Both Reverse-time Migration (RTM) and Full Waveform Inversion (FWI) are the state of the art techniques in seismic imaging as they offer multiple improvements over other seismic exploration techniques in accuracy and quality, especially when reserves located in structure formation with large velocity contrast, steep dipping, and salt. However, applying them in oil exploration requires to process very large dataset in the amount of tens of terabytes and intensive computation. Even with advanced parallel computer systems, the prior art implementations of these techniques typically take weeks or months to complete the calculation and generate a good quality seismic subsurface structure image for a model with a volume of 1000×1000×600 points.
One of the major problems of the prior art computing systems is the storage of the intermediate results. For example, in its calculation process, RTM will generate intermediate results in the amount of terabytes that need to be kept for later use. In the prior art solutions, the intermediate results are transmitted out to disk storage and fetched in when needed.

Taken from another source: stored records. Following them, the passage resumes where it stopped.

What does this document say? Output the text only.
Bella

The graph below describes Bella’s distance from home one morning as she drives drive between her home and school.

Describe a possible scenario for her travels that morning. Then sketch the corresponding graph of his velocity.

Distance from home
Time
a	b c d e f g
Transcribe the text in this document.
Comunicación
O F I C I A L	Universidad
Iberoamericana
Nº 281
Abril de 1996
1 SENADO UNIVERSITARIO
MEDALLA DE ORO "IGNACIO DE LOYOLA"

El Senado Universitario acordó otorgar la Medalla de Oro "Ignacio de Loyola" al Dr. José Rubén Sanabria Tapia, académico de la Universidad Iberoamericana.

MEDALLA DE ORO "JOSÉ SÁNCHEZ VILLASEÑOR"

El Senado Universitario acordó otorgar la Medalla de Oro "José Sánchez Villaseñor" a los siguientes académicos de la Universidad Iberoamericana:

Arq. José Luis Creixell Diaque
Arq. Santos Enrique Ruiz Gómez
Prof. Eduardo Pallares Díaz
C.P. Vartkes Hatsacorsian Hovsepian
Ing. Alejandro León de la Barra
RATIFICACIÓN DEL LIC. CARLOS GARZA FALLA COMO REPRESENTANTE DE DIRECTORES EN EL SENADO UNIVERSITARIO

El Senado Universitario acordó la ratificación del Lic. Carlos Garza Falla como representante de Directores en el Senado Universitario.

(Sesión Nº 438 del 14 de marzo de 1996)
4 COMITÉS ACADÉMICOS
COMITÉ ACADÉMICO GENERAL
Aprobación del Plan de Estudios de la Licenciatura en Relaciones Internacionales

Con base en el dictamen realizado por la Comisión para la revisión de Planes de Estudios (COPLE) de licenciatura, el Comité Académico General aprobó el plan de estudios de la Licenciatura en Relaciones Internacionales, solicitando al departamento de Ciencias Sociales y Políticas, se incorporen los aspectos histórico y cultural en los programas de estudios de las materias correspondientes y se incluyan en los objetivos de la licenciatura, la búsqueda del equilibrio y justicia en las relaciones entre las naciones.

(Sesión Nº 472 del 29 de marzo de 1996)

Because the disk input/output (I/O) operations are much slower than the parallel computing process, the prior art RTM computing performances are bounded by the disk I/O operation speed and hence result in much slower run-time performance.
The prior art solution to reduce the amount of data through the disk I/O is to compress each wavefield data before it is written to the disk and decompress it after it is read in. To prevent the data fidelity loss, lossless compression is typically used. However, the state of the art lossless compression can only achieve compression ratio in a range around 2˜4 to 1 on wavefield data. So the disk I/O operations for output and input the intermediate data still become the performance bottleneck. Using lossy compression may achieve higher compression ratio but it is not desirable because of the data fidelity loss. Therefore, a new method for intermediate data compression is desirable to improve the performance over the prior art solutions.